Whenever I start a new WordPress project, I start it off with some NPM commands:

  1. npm run docker:create-image β€” makes a new docker image based on the apache:php7.1 image
  2. npm run docker:create-container β€” create a new container based on the image, name it, and open up the relevant ports (80 and 3306)
  3. npm run docker:collect β€” collects a whole database, plugins and themes from the existing site, using SSH, based on information in
  4. npm run docker:start β€” starts the docker instance
  5. npm run docker:provision β€” provisions the container with the collected data, again based on in the folder root.

At this point I can run npm start to fire up browser-sync, that automatically gives me an IP and opens up a port so that other machines can visit too.

I personally combine this with webpack and browser-sync for most of the front-end stuff, but I think that's more dependant on your use case.

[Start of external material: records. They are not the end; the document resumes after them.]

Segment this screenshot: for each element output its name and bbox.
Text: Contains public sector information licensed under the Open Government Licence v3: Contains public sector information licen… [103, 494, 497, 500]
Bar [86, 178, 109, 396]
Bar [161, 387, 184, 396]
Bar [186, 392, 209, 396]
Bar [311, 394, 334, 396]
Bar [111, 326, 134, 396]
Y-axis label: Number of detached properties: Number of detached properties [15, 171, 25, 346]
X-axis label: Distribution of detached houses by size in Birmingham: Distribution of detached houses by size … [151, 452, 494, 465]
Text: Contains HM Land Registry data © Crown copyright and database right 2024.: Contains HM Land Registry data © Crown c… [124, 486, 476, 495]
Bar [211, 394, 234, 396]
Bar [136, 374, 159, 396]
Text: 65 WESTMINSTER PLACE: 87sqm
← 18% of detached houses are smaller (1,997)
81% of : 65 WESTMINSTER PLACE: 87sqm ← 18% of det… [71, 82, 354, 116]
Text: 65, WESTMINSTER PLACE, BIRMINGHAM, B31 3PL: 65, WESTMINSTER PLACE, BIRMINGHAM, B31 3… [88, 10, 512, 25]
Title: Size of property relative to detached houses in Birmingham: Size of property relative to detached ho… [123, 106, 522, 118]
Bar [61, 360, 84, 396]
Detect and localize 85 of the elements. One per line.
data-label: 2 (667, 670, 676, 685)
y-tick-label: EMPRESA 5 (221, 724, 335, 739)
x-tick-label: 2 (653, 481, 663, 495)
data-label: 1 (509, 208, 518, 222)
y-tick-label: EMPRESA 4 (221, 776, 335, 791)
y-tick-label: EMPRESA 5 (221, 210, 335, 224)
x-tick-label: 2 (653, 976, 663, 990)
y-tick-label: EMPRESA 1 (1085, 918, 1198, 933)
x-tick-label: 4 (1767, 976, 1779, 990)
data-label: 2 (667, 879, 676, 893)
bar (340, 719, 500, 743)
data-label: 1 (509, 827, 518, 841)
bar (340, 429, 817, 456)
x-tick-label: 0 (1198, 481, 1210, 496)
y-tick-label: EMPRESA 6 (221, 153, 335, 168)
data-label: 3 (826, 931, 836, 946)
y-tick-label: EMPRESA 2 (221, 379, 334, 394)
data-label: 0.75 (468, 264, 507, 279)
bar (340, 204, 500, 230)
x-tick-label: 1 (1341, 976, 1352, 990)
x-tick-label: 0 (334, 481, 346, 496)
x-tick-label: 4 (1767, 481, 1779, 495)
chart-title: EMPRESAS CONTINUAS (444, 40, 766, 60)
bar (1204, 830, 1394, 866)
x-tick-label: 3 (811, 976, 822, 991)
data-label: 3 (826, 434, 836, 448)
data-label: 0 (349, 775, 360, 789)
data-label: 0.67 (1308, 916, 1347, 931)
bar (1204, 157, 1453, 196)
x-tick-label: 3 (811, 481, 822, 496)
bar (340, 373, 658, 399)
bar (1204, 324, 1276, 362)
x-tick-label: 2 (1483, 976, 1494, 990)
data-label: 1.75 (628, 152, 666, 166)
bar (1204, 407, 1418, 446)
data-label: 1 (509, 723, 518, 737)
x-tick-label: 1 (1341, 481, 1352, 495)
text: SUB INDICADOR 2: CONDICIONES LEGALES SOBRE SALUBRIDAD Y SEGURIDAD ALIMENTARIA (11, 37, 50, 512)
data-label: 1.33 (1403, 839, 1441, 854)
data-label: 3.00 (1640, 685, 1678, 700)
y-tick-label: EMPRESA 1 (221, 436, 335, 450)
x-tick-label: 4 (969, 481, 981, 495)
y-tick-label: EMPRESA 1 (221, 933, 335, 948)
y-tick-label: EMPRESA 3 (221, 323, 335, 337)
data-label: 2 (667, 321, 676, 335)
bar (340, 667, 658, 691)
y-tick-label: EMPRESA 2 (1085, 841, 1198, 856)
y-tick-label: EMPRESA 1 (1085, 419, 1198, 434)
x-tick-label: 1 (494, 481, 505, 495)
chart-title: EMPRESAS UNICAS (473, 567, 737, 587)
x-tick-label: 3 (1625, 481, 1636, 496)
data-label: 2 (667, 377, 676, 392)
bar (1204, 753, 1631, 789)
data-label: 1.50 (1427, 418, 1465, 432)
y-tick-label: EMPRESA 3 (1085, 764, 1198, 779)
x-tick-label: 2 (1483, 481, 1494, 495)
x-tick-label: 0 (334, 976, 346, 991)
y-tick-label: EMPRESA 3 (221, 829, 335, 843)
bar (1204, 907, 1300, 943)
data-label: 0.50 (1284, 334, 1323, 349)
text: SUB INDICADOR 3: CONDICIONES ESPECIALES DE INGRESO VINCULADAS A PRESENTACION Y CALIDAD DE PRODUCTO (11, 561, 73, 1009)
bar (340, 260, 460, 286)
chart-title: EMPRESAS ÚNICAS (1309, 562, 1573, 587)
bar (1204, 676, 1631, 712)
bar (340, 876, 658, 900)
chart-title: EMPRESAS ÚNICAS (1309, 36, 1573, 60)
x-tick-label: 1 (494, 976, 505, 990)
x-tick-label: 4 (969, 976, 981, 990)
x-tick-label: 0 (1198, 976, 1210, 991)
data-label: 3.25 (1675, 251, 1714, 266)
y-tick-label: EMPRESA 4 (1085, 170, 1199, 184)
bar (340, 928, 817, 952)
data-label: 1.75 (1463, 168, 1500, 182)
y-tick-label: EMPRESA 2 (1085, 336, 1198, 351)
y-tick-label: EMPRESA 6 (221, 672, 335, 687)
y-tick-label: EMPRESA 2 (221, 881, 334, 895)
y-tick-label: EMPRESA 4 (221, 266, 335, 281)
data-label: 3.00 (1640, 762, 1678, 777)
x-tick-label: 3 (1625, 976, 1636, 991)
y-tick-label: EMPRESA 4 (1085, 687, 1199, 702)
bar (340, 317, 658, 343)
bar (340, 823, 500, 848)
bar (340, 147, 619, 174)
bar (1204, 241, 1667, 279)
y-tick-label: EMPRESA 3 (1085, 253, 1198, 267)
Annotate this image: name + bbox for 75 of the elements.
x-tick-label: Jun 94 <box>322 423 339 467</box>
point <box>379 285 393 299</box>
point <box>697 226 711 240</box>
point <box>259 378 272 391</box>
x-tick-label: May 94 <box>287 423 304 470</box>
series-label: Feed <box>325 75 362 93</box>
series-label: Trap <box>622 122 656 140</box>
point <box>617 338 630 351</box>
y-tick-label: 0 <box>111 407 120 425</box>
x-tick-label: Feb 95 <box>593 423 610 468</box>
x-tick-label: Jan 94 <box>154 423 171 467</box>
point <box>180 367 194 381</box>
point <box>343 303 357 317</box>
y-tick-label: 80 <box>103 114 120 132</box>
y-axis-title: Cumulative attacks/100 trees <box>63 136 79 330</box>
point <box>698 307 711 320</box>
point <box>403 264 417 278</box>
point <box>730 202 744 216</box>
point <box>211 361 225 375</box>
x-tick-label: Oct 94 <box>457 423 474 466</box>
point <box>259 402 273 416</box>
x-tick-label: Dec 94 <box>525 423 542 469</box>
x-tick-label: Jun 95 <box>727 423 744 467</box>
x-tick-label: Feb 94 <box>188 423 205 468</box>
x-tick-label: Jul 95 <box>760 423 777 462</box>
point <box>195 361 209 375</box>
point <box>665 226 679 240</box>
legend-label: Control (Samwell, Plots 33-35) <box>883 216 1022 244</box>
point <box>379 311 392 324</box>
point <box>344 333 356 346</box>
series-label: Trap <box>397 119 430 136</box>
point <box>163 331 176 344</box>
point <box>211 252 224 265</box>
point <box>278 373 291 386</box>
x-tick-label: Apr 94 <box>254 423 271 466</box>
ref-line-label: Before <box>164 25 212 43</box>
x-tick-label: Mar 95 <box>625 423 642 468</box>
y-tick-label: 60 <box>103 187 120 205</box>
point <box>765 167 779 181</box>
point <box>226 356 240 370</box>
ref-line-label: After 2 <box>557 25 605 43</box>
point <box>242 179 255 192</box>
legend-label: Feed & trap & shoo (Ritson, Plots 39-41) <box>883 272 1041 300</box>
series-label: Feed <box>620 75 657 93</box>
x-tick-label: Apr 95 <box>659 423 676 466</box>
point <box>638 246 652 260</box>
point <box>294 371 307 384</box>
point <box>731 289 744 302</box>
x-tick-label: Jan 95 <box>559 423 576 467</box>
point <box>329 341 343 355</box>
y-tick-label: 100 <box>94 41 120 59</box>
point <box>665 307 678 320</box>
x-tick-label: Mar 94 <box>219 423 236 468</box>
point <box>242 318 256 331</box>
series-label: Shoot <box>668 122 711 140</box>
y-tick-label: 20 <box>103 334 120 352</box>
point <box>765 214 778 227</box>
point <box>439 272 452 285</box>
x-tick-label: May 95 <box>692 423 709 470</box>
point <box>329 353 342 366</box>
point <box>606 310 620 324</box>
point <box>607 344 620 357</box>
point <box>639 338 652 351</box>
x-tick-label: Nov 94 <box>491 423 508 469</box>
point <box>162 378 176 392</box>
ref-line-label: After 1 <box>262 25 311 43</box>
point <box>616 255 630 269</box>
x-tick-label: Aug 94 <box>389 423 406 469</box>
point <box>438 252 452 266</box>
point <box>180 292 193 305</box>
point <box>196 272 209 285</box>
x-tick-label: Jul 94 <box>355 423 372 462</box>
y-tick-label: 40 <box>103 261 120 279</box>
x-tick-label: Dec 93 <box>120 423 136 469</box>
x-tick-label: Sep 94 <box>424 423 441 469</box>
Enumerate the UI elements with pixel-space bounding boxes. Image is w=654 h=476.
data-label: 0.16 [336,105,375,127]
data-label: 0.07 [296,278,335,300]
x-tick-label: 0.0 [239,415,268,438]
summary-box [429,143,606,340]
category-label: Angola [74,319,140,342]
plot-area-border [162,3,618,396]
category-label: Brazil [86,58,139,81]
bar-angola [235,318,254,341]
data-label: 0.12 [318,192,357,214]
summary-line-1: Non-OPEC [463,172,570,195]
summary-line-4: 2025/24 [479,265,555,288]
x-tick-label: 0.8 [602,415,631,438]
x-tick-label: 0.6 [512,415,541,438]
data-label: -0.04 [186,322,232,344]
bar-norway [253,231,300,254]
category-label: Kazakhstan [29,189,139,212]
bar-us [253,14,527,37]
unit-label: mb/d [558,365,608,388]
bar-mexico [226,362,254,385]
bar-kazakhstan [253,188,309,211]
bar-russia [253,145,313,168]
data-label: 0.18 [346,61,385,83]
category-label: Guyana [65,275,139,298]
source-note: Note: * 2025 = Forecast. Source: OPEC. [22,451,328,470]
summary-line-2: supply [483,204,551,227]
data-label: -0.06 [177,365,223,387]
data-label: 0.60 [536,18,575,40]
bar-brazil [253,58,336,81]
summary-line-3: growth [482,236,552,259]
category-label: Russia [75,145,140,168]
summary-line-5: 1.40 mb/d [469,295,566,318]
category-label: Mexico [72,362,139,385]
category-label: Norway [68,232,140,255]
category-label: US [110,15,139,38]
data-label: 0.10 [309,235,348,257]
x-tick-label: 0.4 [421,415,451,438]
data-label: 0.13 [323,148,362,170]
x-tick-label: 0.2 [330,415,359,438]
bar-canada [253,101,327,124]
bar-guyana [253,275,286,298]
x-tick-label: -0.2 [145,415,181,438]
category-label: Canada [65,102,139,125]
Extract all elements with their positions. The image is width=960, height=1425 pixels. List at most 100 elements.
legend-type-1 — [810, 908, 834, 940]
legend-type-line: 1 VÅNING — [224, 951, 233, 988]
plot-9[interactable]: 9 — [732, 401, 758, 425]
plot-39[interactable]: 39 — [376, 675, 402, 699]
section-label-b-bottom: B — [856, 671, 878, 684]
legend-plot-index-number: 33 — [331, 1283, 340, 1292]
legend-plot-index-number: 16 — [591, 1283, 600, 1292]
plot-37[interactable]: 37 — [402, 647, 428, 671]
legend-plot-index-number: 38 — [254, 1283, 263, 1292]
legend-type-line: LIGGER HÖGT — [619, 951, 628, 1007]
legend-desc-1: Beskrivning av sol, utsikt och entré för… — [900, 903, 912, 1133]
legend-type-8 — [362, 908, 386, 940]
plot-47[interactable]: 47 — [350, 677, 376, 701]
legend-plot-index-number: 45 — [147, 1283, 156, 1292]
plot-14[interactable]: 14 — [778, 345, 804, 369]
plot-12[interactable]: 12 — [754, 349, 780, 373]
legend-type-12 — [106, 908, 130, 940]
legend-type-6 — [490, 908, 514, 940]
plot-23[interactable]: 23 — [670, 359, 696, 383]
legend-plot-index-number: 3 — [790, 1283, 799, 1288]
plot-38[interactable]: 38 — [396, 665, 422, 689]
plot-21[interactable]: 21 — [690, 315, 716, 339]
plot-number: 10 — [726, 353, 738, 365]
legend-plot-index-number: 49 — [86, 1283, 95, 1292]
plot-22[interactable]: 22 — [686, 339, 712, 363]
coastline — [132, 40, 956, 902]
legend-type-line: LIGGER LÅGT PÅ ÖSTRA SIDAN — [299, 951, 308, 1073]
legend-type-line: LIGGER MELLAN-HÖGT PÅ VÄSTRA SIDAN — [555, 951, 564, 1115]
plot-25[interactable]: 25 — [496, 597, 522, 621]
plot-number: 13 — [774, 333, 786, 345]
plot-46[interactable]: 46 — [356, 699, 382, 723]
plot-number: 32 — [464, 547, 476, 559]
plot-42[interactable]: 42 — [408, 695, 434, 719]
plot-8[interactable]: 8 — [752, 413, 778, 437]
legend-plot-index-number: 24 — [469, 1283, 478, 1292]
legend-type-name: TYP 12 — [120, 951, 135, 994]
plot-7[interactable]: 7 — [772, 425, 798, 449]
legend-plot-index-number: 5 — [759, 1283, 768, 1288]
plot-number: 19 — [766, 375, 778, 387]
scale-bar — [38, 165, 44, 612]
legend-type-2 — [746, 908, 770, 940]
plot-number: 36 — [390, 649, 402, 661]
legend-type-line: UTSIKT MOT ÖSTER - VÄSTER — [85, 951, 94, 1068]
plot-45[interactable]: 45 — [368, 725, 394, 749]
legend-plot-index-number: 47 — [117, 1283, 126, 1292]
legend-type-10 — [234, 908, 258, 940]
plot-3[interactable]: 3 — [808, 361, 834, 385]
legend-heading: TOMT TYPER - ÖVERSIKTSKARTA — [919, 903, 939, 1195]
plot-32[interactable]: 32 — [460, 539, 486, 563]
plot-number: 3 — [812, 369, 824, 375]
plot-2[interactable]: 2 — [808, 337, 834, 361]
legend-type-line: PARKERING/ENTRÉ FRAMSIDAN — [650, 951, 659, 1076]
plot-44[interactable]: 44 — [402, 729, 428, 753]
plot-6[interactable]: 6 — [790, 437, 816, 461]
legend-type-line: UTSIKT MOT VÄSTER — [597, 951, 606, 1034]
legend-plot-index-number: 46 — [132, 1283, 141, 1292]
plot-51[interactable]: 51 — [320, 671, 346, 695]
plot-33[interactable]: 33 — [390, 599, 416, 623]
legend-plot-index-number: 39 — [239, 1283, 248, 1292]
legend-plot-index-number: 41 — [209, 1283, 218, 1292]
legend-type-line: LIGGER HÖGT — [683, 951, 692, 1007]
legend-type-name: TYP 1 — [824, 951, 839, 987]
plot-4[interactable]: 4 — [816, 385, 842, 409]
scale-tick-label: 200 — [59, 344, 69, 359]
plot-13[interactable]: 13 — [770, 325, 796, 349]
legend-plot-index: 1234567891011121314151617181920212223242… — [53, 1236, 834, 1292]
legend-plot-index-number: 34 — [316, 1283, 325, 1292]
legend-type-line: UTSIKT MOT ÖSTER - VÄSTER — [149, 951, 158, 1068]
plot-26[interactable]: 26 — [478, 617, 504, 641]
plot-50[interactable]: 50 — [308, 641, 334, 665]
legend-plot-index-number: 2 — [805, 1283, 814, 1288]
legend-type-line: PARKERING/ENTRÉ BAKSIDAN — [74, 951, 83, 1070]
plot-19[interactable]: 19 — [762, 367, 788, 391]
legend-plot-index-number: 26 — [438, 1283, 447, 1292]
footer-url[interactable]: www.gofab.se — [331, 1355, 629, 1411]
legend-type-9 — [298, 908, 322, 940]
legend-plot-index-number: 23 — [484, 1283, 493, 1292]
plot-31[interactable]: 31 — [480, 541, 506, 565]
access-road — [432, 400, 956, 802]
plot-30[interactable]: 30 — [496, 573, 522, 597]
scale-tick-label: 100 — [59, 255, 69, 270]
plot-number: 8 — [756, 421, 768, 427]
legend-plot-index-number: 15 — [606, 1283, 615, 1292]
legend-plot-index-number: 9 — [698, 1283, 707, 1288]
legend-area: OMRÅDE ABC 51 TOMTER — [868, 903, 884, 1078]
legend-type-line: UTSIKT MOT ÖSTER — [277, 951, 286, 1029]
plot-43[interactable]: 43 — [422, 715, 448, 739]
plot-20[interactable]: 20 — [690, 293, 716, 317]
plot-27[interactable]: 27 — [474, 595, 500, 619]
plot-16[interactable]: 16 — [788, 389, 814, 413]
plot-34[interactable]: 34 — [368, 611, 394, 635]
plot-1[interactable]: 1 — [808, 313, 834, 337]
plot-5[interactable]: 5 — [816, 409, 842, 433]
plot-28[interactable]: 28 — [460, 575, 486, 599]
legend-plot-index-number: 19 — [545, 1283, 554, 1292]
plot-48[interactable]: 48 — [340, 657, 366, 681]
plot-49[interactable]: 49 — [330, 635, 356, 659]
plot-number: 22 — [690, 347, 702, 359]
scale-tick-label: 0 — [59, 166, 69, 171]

When needed I can also log into the docker instance.

I'd really recommend messing around with all this yourself for a bit, especially the Docker bit took me a while to understand.

kimlongbtc profile image

i use mostly the db migrate tool. you can export the databases from your remote server to your local environment and vice versa directly from the wordpress backend. the free version only allows for downloads of the database but the pro version allows for direct syncing. it will do a search and replace for the hardcoded urlΒ΄s in the database as well.

i would definitely recommend spending the time and creating a customized base theme with common components, plugins like above mentioned and tools already ready like grunt etc. it saves a lot of time and unneccessary repetitive work

jackharner profile image
Jack Harner πŸš€ Author

Cool. I'll definitely check that plugin out. I'd stumbled across it but didn't really dig in to it.

I've actually started working on your second point for myself:

harnerdesigns / blank2

Blank Wordpress Theme. Speed Up Development. Make Money.


Speed Up WordPress Development. Make More Money.

Blank2 is a blank wordpress to start off with. It includes Gulp functions to handle JS, SASS, BrowserSync, and more.

Gulp Functions

Make sure to sent the environment variables in the gulpfile.js to match your environment.


Runs gulp sass, then gulp js, then finally gulp serve.

Use to start up development.

gulp sass

Compiles the SASS from the sassFiles var, source maps it, and puts it in the sassDest folder;

Adds the standard Wordpress Header Comment to the top of style.css with Theme Name, Version, Repo Link, etc pulled from the package.json file.

Don't add the header comment to style.scss

gulp js

Pulls all the files from jsFiles, adds the source map, concats it down to theme.js and minifies it. Places output in jsDest folder.

gulp watch

Watches both watchSassFiles and watchJsFiles and runs gulp sass and…

The more I learn about designing WordPress themes the more I add to that to kick start.